Thomas Piketty’s book, Capital in the Twenty-First Century, is a global best seller that has attracted more reviews from academics and public intellectuals than any other economics book in recent memory. In the middle of May, Google showed an astounding 12.5 million entries about Piketty and his work.
None of these many reviews, however, noticed that Piketty’s voluminous statistics are of limited relevance to his neo-Marxian conclusion about the inevitability of rising inequality, social unrest, and the collapse of existing market economies. The statistics he uses are snapshots of the distribution of income and wealth taken of a population whose composition changes with every picture taken.

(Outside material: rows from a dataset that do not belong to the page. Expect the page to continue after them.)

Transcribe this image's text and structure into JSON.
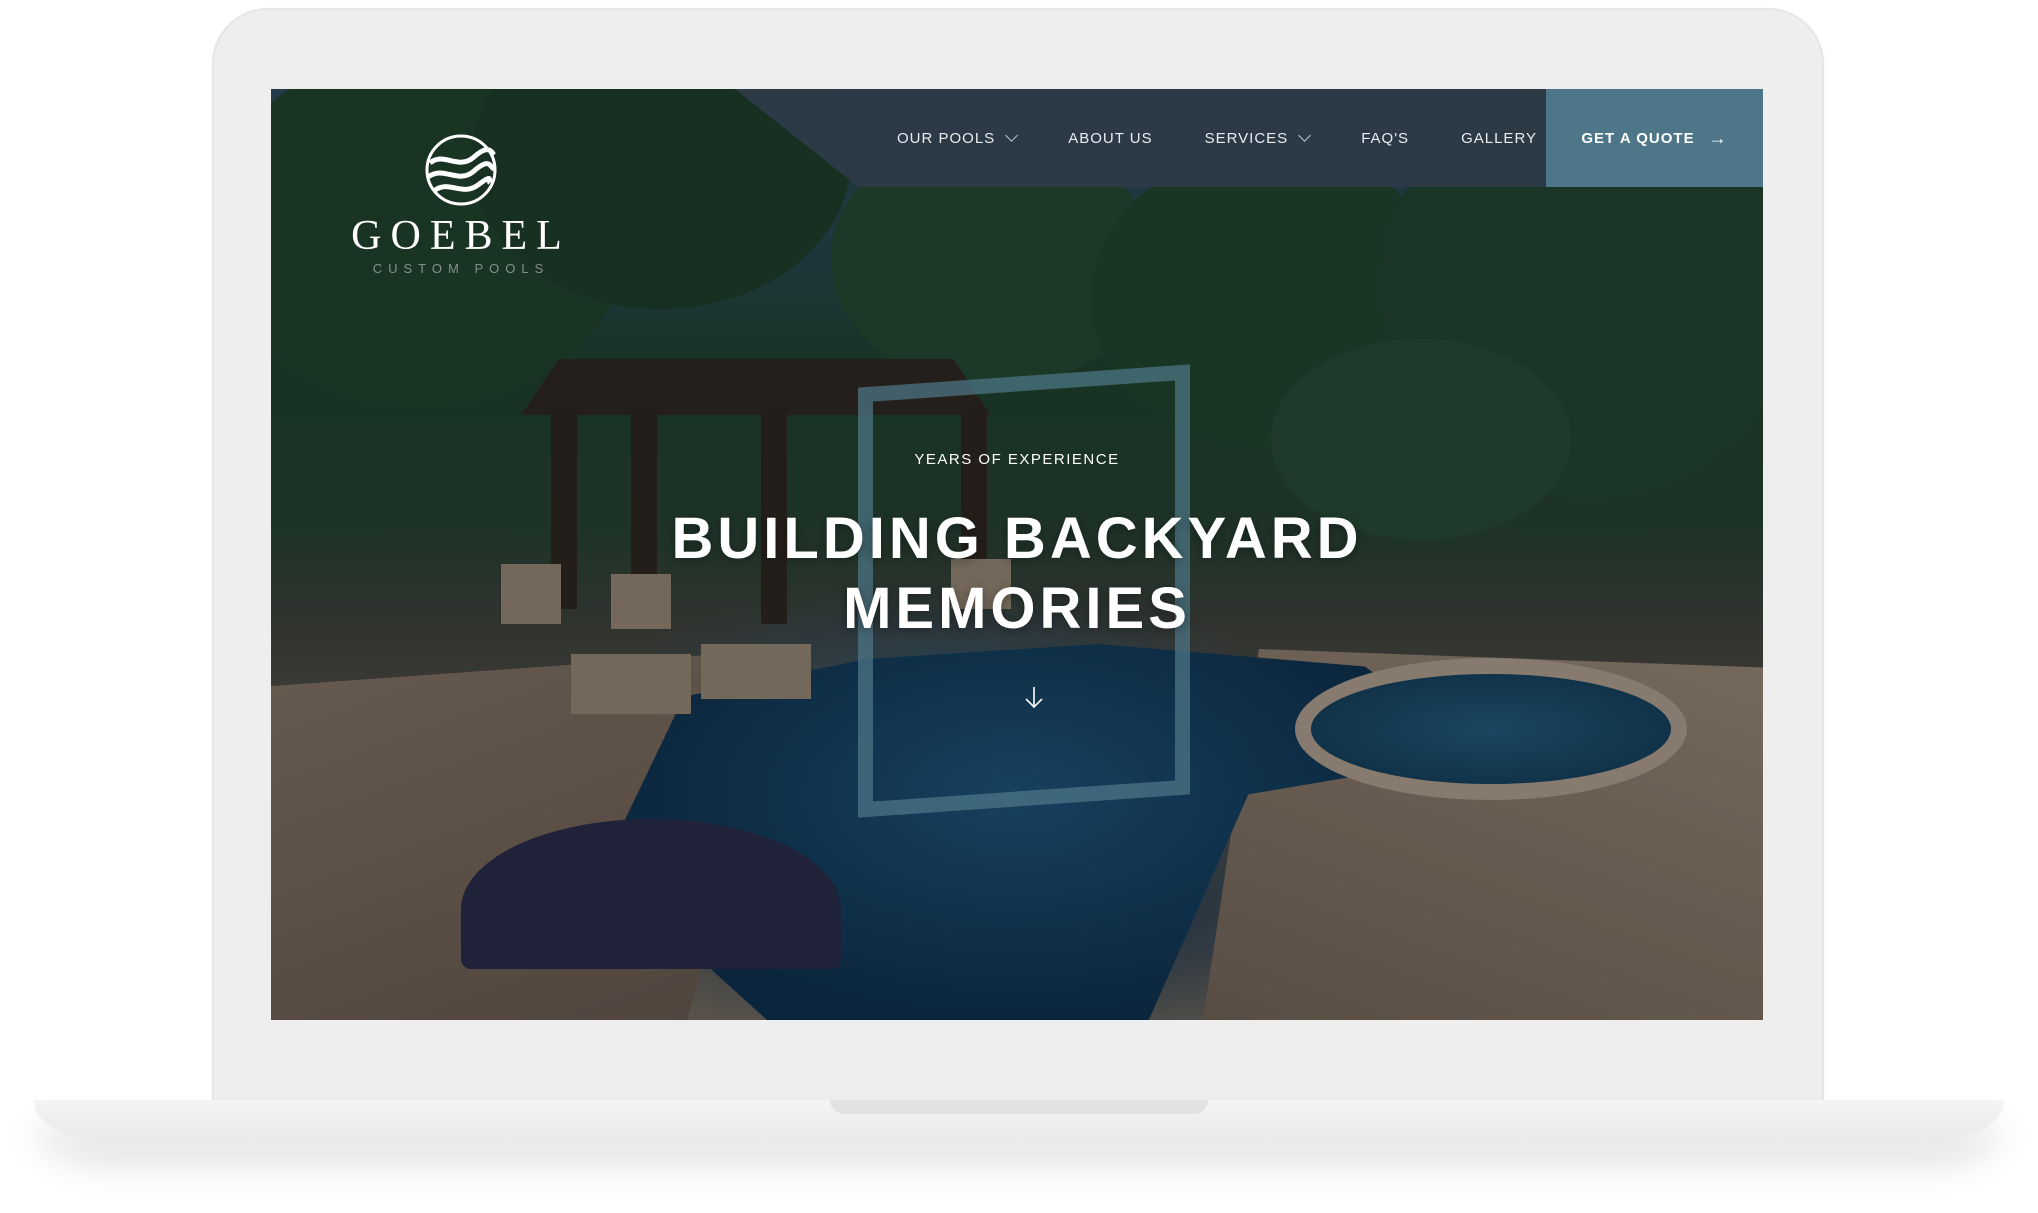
{
  "brand": {
    "name": "GOEBEL",
    "tagline": "CUSTOM POOLS"
  },
  "nav": {
    "items": [
      {
        "label": "OUR POOLS",
        "dropdown": true
      },
      {
        "label": "ABOUT US",
        "dropdown": false
      },
      {
        "label": "SERVICES",
        "dropdown": true
      },
      {
        "label": "FAQ'S",
        "dropdown": false
      },
      {
        "label": "GALLERY",
        "dropdown": false
      }
    ],
    "cta": {
      "label": "GET A QUOTE",
      "icon": "arrow-right-icon"
    }
  },
  "hero": {
    "eyebrow": "YEARS OF EXPERIENCE",
    "headline_line1": "BUILDING BACKYARD",
    "headline_line2": "MEMORIES",
    "scroll_icon": "arrow-down-icon",
    "image": "backyard pool with pavilion at dusk"
  },
  "colors": {
    "nav_bg": "#2d3a48",
    "cta_bg": "#4d7788",
    "frame": "#4d7788",
    "text": "#ffffff"
  }
}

What is more relevant to the assessment of the problems he foresees is information that traces the incomes of the same individuals through time. Only in recent years have governments begun to publish some of this information. In the United States, one set of such data has been compiled by the Treasury. In Canada, Statistics Canada has published similar data, but the media have paid little attention. The Fraser Institute has also published a study.
The Canadian data will surprise many: Out of 100 workers who were in the lowest income quintile in 1990, 87 had moved to higher income quintiles 19 years later, with 21 having reached the very top quintile. Income mobility also results in downward movements. Of 100 Canadians in the highest income quintile in 1990, 36 were in lower quintiles 19 years later.
Another important piece information provided by the Fraser Institute data puts the lie to the many reports about the demise of the middle class. The same Canadian families who had inflation-adjusted average incomes in the lowest quintile in 1990, by 2009 had incomes 280 percent higher. During the same period families in the top quintile in 1990s experienced an increase of only 112 percent. The average incomes of the middle three quintiles rose by 153 percent. These data show that all Canadians have become richer, the poor more so than the rich, and the middle class has more than kept pace with the rich.
The income distribution dynamics revealed by these statistics result primarily from the lifetime pattern of income: Pay and productivity are low when workers enter the labor force, rise with age and work experience, and later decrease with the onset of age-related disabilities and retirement.
The time pattern of individuals’ incomes is also affected by short-lived influences on the ability to work, such as illness and personal decisions about raising children, further education, and changes in lifestyle. In Western market economies the impact of these events on income is limited through access to social-security benefits and private insurance.
High incomes also tend to be earned only for limited periods as a result of one-off events like the realization of capital gains, earning performance bonuses, and even lottery winnings. Professional athletes, performers in successful movies, authors of bestsellers, and even managers typically have high incomes for short periods. Statistics Canada data show that in recent years, earners in the top 1 percent did not have incomes at that level five years earlier. The Forbes data on billionaires shows that only 10 percent of those on the 1982 list were still on the list in 2012, even after adjustment for inflation over the 30 years.
Most of the extraordinary recent growth in the income of top earners -- the infamous 1 percent -- is due to the growth in the market for their services, which has been driven by the introduction of new electronic media, globalization, and the growth in the incomes of audiences: professional athletes, creative artists, and entertainers now reach millions rather than the hundreds who used to fit into arenas or the thousand in movie theaters.
The globalization of commerce has increased the size of firms and raised the dollar value of the contributions managers can make to their bottom lines. A firm with domestic sales of $100 million can offer a top manager expected to raise sales by 1 percent less than it can pay after globalization raises this same firm’s sales to $10 billion. The earnings of Bill Gates and Steve Jobs and their top managers would have been much smaller if their innovations had been sold only in the United States rather than throughout the world.
Piketty used the wrong data in concluding that the rich are getting richer and the poor are getting poorer. Dynamic income statistics show that all are getting richer, the poor more so than the rich. He also wrongly attributes most of the growth in wealth inequality to excessive savings accruing to the rich when in fact it is due to recent technological revolutions and the globalization of business that benefits super-managers and innovators-entrepreneurs like Gates and Jobs.
The case Piketty makes for confiscatory income taxes and imposts on wealth to prevent “potentially terrifying” events is very weak for Western nations, where most people rightfully expect growing incomes and wealth during their lives and where social insurance protects the incomes of the temporarily and permanently needy.